The essays collected in this book represent Schechner's lifetime in performance studies. Political theatre, the avant garde, the secular and sacred rituals of performance, the nature of belief and its suspensions in theatre, aesthetics, performance theory, and performance studies have been his recurring subjects even as his knowledge has changed and deepened from seeing performances of all kinds, all over the world. So he is a position to compare the incomparable yaqui and Ramlila, dixi and namahage in a manner that furthers the study of ritual and indicates the ways performance is similarly and differently imbricated in different communities.

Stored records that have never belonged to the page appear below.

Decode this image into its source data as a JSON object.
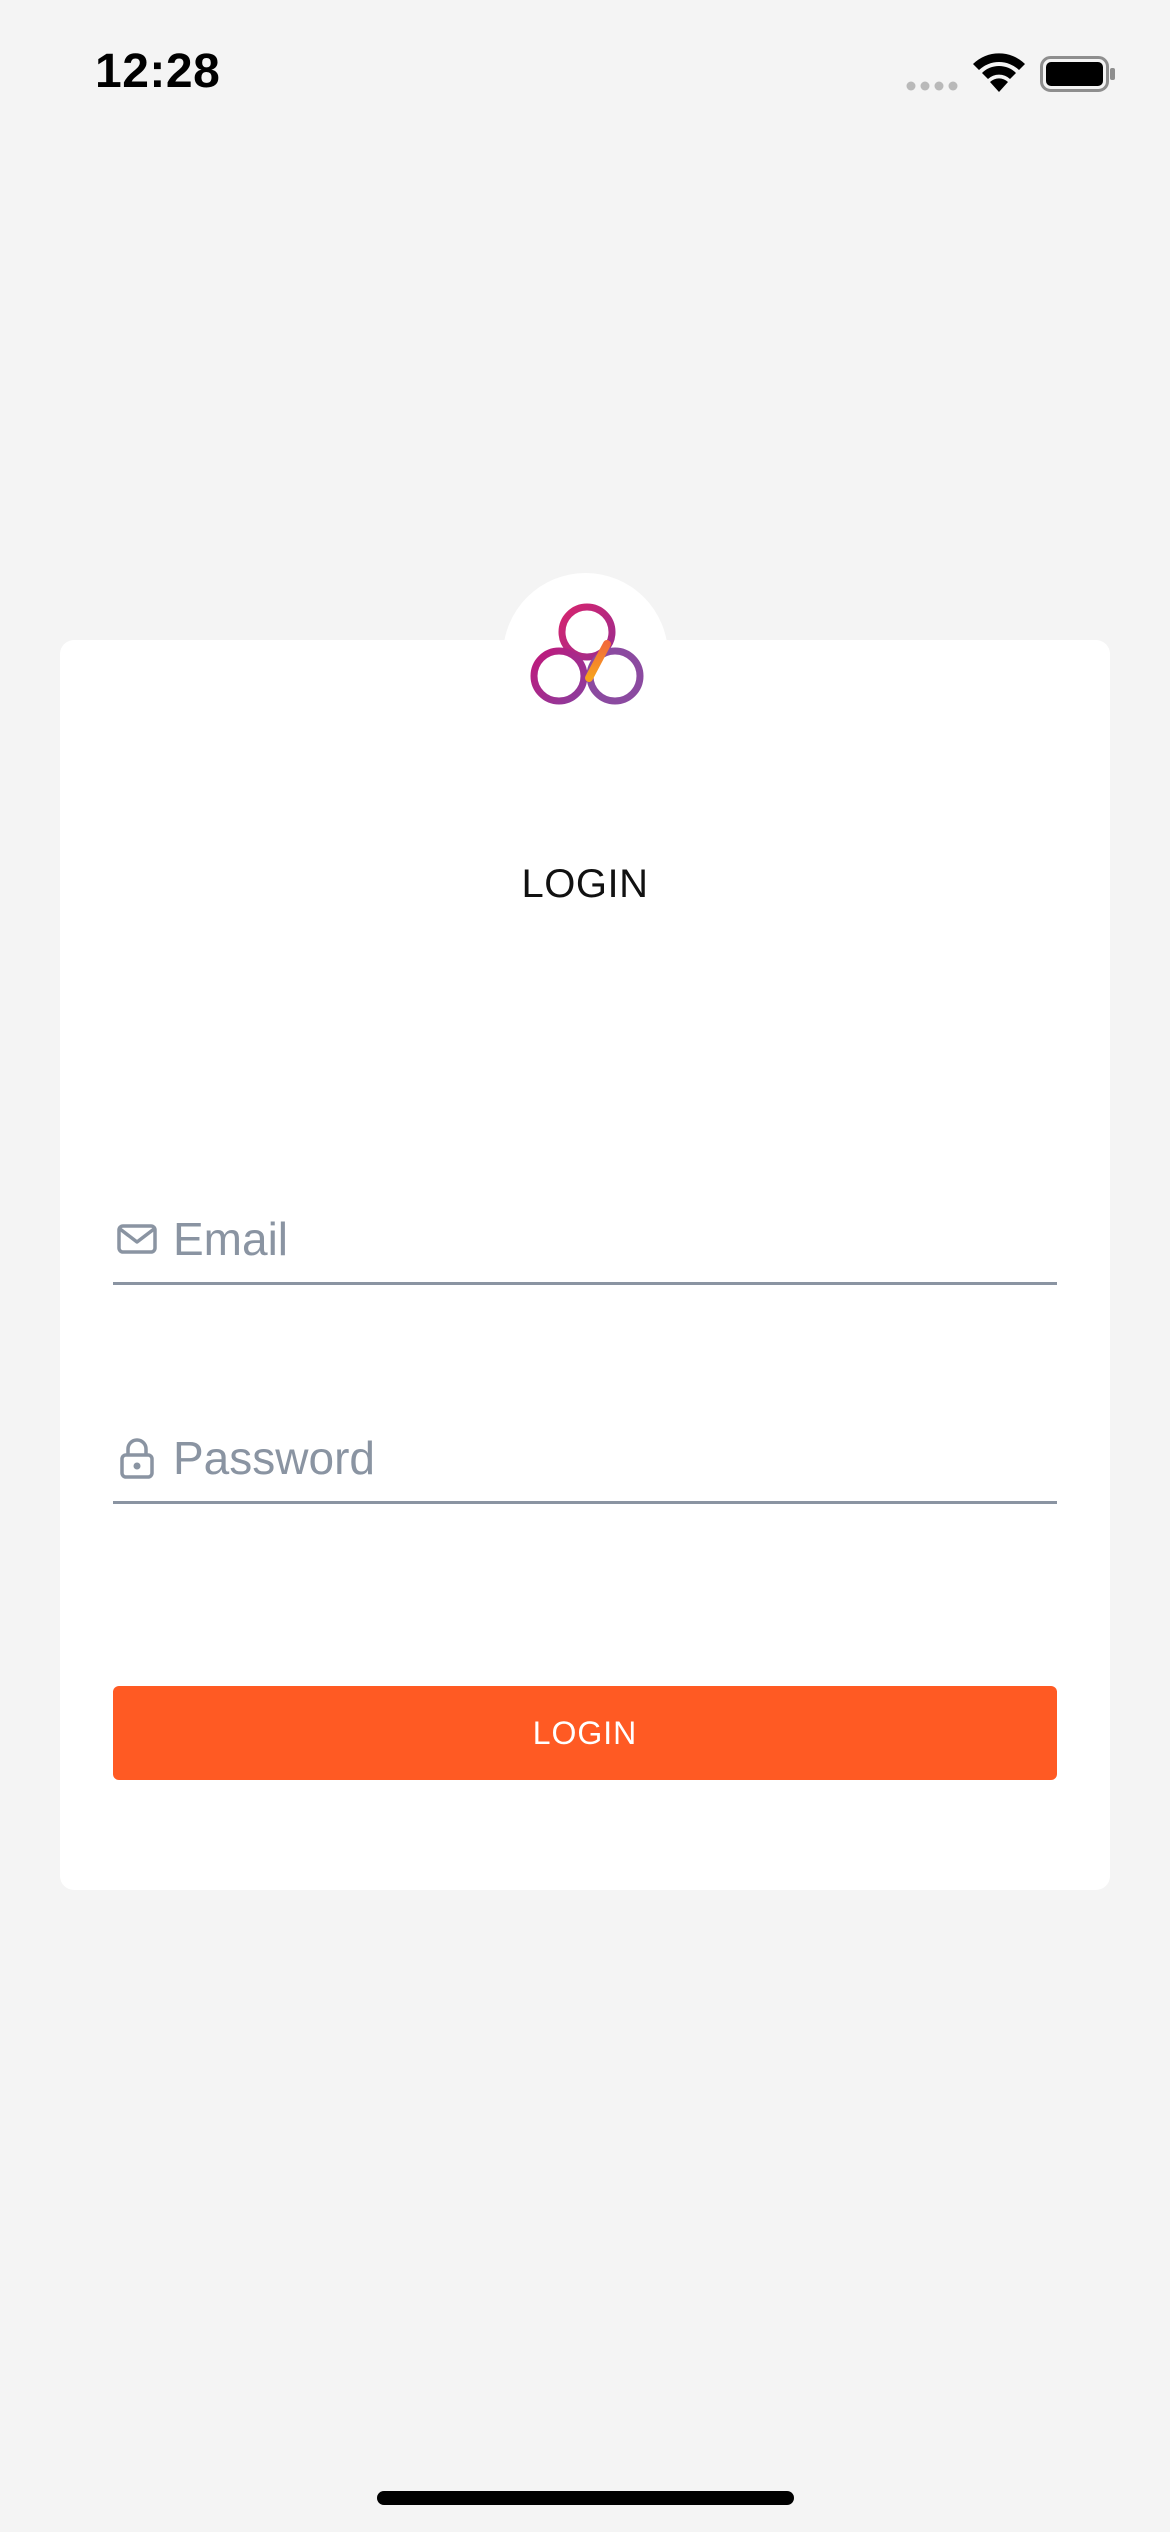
{
  "status_bar": {
    "time": "12:28"
  },
  "login_card": {
    "title": "LOGIN",
    "email": {
      "placeholder": "Email",
      "value": "",
      "icon": "mail-icon"
    },
    "password": {
      "placeholder": "Password",
      "value": "",
      "icon": "lock-icon"
    },
    "button_label": "LOGIN"
  },
  "colors": {
    "background": "#f4f4f4",
    "card": "#ffffff",
    "accent": "#ff5a23",
    "field_line": "#8a94a2",
    "logo_gradient": [
      "#c0187a",
      "#f7941d",
      "#8b3d9e"
    ]
  }
}
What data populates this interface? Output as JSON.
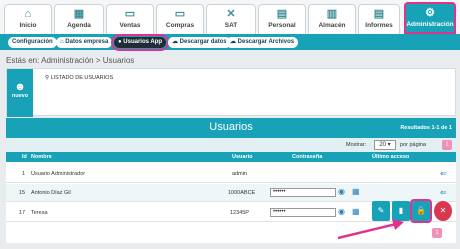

Schechner has also learned that the avant garde is mor ethan a historical occurrence localized in, or originating in, a single culture. Schechner asserts that we can also understand the avant garde as a particular kind of articulation of the traditional and the oral. The range and depth of Schechner's scholarly endeavour informed by his artistic practice has led him to think about the deep structure of performance and theorize its construction across cultures. This confluence of practice and scholarship, where each realm wholly informs the other, is second only to Schechner's far ranging contact with diverse types of performance in generating his exceptional thinking on the meaning and importance of performance as the paradigm for the twentieth and twenty-first centuries.
About the Author
Richard Schechner is a theatre director, author and teacher. He founded The Performance Group and East Coast Artists. He has directed plays, conducted performance workshops and lectured in Asia, the Americas, Australia and Europe. His books include Performance Studies An Introduction, Performance Theory, and Between Theatre and Anthropology. He is University Professor and Professor of Performance Studies at the Tisch School of the Arts, New York University.